February 4, 2016 — This morning PSAC President & CEO Mark Salkeld and the Board of Directors met in a “working energy” roundtable in Calgary with Prime Minister Justin Trudeau, Rachel Notley, Premier of Alberta, federal Minister of Natural Resources James Carr, federal Minister of Veterans Affairs and Associate Minister of National Defence Kent Hehr and Alberta Minister of Energy Margaret McCuaig‑Boyd.
Salkeld said, “The meeting went extremely well from our perspective. Both the Prime Minister and the Premier acknowledged the significance of what oil and gas industry means for the province and for the country and in particular for PSAC member companies and oilfield services in general. They are both committed to helping this industry succeed and will be champions for Alberta and Canada and what it takes to bring this country together and support the energy industry for every Canadian’s success and wellbeing.”
Salkeld also said, “Most of the conversations ended with the reiteration that pipelines and access to tidewater will play a significant role in Canada’s future, that ultimately helps not only Canada as a whole but also areas of the world that will also benefit from our responsibly developed resources.”
The focus of the discussion was on the hard-hit energy industry – for us specifically, the oil and gas services sector – and what the federal government can do to put our member companies back to work. We explained the enormous contribution the petroleum services sector makes to the Canadian economy and how working families and communities across Canada have been impacted by plunging oil prices… not just Albertans.
We believe the federal government plays an important role in stepping up to become a champion for the oil and gas industry. Our member companies can help the federal government achieve its climate change, environmental and Indigenous relations goals by helping us get large infrastructure projects approved including pipelines.
We want the federal government to put oil and gas services companies and their employees back to work. Policies that encourage investment are the best way to protect jobs and assure the country’s ability to grow our middle class, fund our infrastructure and social programs, and continue to contribute to Canadian’s well-being.
Private industry has billions of dollars ready to invest, and Canada is fast getting an international reputation for not being able to get major projects done.
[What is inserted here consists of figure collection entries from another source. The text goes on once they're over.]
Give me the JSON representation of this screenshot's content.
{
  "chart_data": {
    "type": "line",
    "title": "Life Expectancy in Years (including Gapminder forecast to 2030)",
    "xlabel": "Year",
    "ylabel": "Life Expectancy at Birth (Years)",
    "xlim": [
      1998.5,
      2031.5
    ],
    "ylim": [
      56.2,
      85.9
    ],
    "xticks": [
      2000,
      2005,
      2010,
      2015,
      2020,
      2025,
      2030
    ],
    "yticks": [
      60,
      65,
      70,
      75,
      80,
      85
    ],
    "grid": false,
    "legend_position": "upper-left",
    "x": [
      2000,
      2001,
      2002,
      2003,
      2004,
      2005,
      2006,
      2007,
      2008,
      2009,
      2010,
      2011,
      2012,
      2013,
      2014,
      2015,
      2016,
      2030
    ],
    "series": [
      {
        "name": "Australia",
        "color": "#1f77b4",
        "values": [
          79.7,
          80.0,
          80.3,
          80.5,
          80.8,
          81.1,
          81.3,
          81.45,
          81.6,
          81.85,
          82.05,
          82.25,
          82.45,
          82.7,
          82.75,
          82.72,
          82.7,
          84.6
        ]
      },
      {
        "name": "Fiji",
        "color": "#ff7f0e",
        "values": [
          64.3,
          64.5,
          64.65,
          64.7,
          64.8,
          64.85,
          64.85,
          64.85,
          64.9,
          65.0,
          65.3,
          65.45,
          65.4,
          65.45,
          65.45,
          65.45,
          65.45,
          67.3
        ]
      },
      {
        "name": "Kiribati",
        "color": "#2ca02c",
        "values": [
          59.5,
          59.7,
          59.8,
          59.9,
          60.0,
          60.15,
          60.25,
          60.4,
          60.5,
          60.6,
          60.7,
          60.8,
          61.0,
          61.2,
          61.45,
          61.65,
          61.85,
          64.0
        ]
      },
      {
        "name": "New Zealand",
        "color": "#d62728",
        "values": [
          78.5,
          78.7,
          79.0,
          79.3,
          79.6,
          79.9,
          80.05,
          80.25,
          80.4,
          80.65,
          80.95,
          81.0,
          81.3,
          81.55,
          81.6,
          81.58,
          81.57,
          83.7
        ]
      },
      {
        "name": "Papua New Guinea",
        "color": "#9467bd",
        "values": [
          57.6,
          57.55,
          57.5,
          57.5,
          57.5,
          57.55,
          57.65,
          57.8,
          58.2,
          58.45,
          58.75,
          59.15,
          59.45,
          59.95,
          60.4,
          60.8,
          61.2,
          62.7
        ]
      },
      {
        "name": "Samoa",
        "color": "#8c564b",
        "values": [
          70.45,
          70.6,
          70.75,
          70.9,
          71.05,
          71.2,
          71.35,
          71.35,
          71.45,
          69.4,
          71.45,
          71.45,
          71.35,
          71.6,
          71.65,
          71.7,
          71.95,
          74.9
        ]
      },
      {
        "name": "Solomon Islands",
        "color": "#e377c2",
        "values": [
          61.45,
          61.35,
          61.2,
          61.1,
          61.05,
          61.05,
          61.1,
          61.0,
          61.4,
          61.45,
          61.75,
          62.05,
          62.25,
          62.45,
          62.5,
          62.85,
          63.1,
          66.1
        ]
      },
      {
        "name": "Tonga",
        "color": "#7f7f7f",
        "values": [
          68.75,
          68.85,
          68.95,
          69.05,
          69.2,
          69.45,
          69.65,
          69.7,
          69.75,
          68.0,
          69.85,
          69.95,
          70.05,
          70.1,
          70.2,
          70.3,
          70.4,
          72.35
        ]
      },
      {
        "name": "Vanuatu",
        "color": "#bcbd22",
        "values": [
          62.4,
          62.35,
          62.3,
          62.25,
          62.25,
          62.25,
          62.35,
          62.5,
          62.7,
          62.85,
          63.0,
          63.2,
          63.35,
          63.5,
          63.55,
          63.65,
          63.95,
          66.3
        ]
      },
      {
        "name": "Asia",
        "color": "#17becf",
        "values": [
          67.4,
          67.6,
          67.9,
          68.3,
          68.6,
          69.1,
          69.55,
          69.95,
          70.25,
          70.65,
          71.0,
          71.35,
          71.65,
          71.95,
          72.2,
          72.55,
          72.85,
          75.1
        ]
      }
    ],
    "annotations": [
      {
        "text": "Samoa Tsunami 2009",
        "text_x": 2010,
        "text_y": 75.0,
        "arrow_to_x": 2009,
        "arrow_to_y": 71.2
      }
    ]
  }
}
The federal government needs to show leadership on this issue. We need to incent large infrastructure development projects which provide international market access for oil and gas.
The federal government is also interested in building relationships with Indigenous communities across Canada. In the sector today, we have thousands of Indigenous workers and the rate of aboriginal entrepreneurs in Canada’s oil and gas industry is three times higher compared to the rest of Canada (Canadian Council for Aboriginal Business).
Canada can and should be the leader in the global-scale technological innovation that is necessary to support the transition to a lower carbon economy. The ability to attract capital and talent is vital to ensuring that Canada remains part of the global search for technology-based solutions to reduce and manage emissions. But that can’t happen with a weakened industry. And it won’t happen by slowing down Canada’s oil and gas development.
Our ask is: Will Prime Minister Trudeau stand up for Canada as our champion and help the oil and gas industry get pipelines to tidewater?